Now the Bachelor of Dementia Care Degree has encouraged her academic journey by taking on a Masters of Teaching in the hope this will enhance her skills in advocating for people with dementia.
"Regardless of whether I end up working at a school or elsewhere, dementia touches the lives of people from every walk of life as friends and relatives are impacted. I regularly encounter people who have questions or want to talk about their experience of dementia. The Bachelor of Dementia Care has given me the knowledge and compassion to be aware of the needs of people living with dementia and be a support to those whose lives are impacted by the disease directly and indirectly."
Graduate – Michael Preston
Michael Preston was one of the first graduates in the Associate Degree in Dementia Care at the University of Tasmania’s Wicking Dementia Research and Education Centre. The Dementia Care degree program is the first of its kind in Australia, created to assist graduates to develop advanced problem-solving skills and specialised knowledge in dementia. This provides opportunities for a wide range of career paths in the aged care sector and other healthcare environments.

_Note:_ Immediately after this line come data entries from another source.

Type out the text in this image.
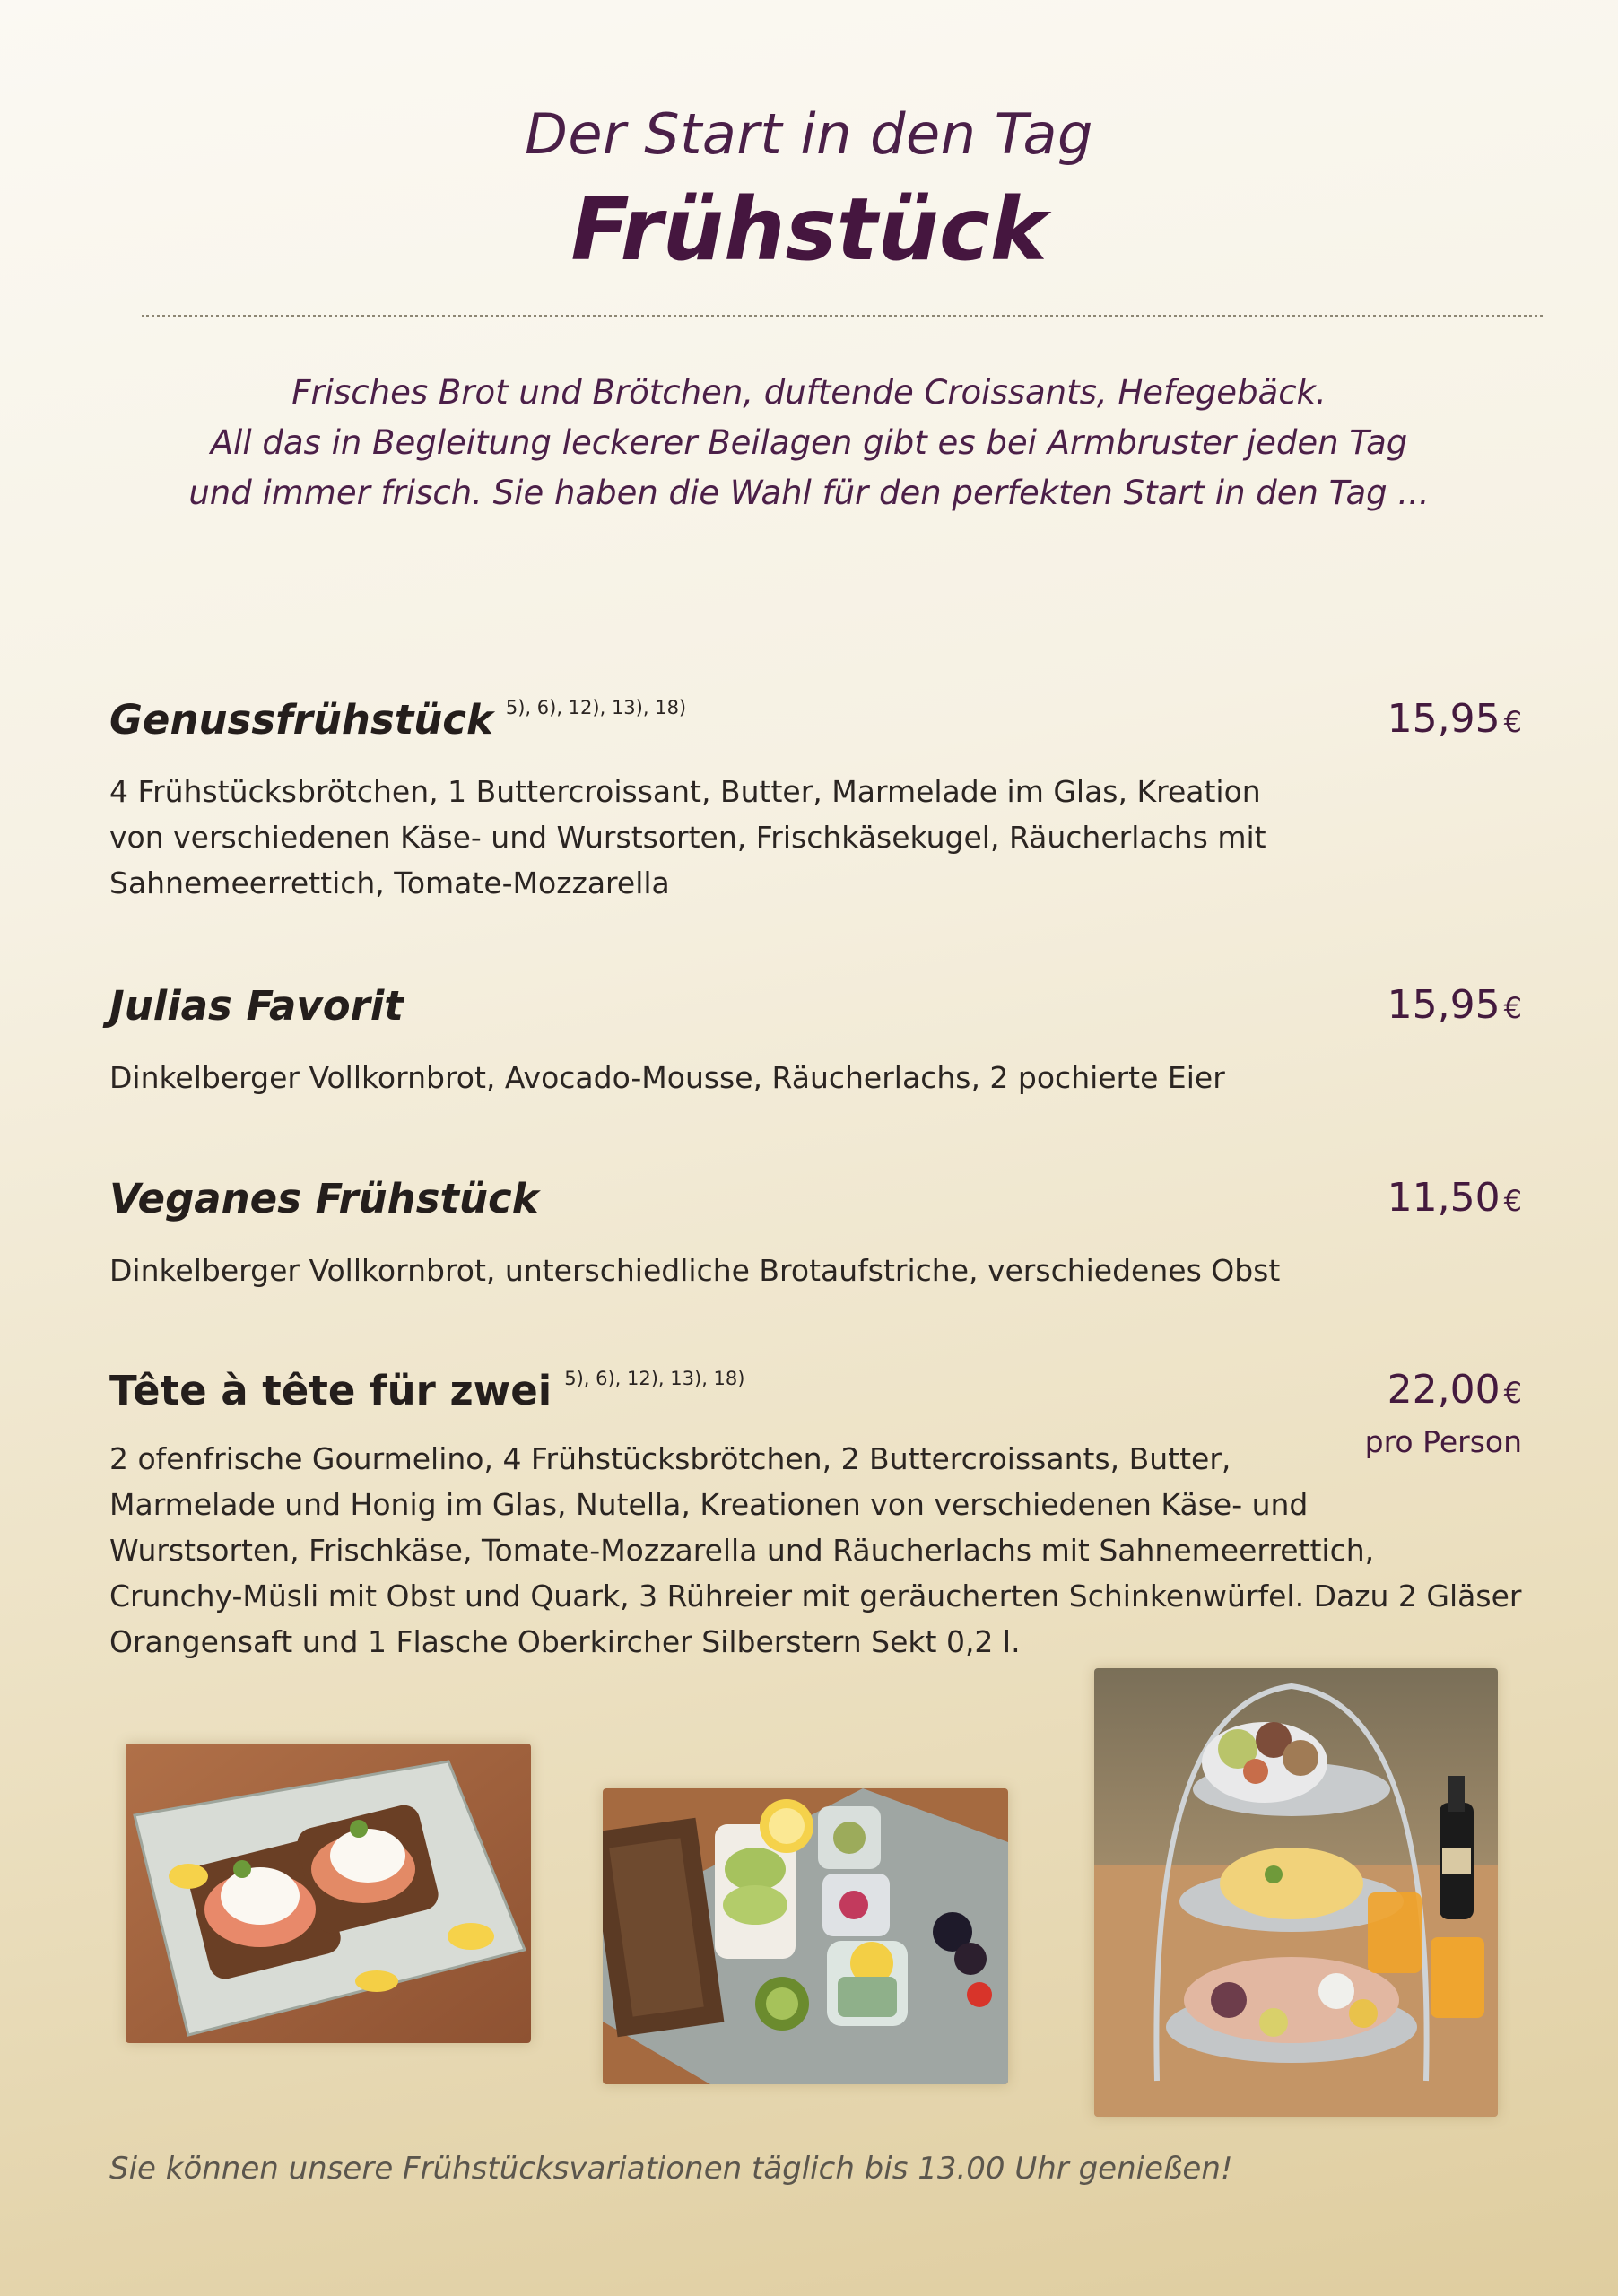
Der Start in den Tag
Frühstück
Frisches Brot und Brötchen, duftende Croissants, Hefegebäck.
All das in Begleitung leckerer Beilagen gibt es bei Armbruster jeden Tag
und immer frisch. Sie haben die Wahl für den perfekten Start in den Tag ...
Genussfrühstück $^{5), 6), 12), 13), 18)}$	15,95 €
4 Frühstücksbrötchen, 1 Buttercroissant, Butter, Marmelade im Glas, Kreation
von verschiedenen Käse- und Wurstsorten, Frischkäsekugel, Räucherlachs mit
Sahnemeerrettich, Tomate-Mozzarella
Julias Favorit	15,95 €
Dinkelberger Vollkornbrot, Avocado-Mousse, Räucherlachs, 2 pochierte Eier
Veganes Frühstück	11,50 €
Dinkelberger Vollkornbrot, unterschiedliche Brotaufstriche, verschiedenes Obst
Tête à tête für zwei $^{5), 6), 12), 13), 18)}$	22,00 €
pro Person
2 ofenfrische Gourmelino, 4 Frühstücksbrötchen, 2 Buttercroissants, Butter,
Marmelade und Honig im Glas, Nutella, Kreationen von verschiedenen Käse- und
Wurstsorten, Frischkäse, Tomate-Mozzarella und Räucherlachs mit Sahnemeerrettich,
Crunchy-Müsli mit Obst und Quark, 3 Rühreier mit geräucherten Schinkenwürfel. Dazu 2 Gläser
Orangensaft und 1 Flasche Oberkircher Silberstern Sekt 0,2 l.
Sie können unsere Frühstücksvariationen täglich bis 13.00 Uhr genießen!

After recently graduating from this course, Michael talks about the motivation behind starting an Associate Degree in Dementia Care:
“I had been working in the aged care industry and caring for people with dementia. I noticed staff were frustrated with the ability to find strategies available to care for people living with dementia. There had been some smaller half day courses I had previously done, but none that could come close to what I wanted. So when the opportunity came around to do the degree, I jumped at it. It really spanned my knowledge in the field.”
Michael was working full time when he started the degree, making the online study option a practical choice, enabling him to study outside of his busy work schedule:
“I wanted to achieve so I took the study very seriously. At first it was hard until I learned more about MYLO (the University’s online learning system). Now I love online study. I really enjoyed my experience doing the dementia care degree. Knowledge and learning are very inspiring.”
Since graduating in 2015, Michael has moved to New South Wales, into a new role as Art & Music Specialist at a Memory Support Unit, where he is able to utilise the skills and strategies learnt during his time studying at UTAS:
“I have also joined the Kiama Dementia-Friendly Alliance Group, which includes people with dementia and representatives from local government, community organisations, businesses and schools whocome together to make Kiama a welcoming place for anyone living with dementia. The group is continuing to find ways to improve the quality of life for people living with dementia and those that care for them.”
Michael recalls one such incident that saw his skills and knowledge, gained through his studies, being put into practice:
“There was one person living with dementia who we were looking after, who was getting very distressed, but we learned strategies in the degree about how to bring as much of the outside world inside to improve their livelihoods. I am so thankful to be part of this whole journey.”
I believe my cognitive skills have increased since starting studying online, and expanded my knowledge base, enabling me to make more than a difference in the lives of people living with dementia.”
I am grateful for the opportunity to have studied this course and the new horizons that have been created; lifetime learning can benefit us all at any age. After all, I will always be the first man in Australia to have obtained a degree in dementia care."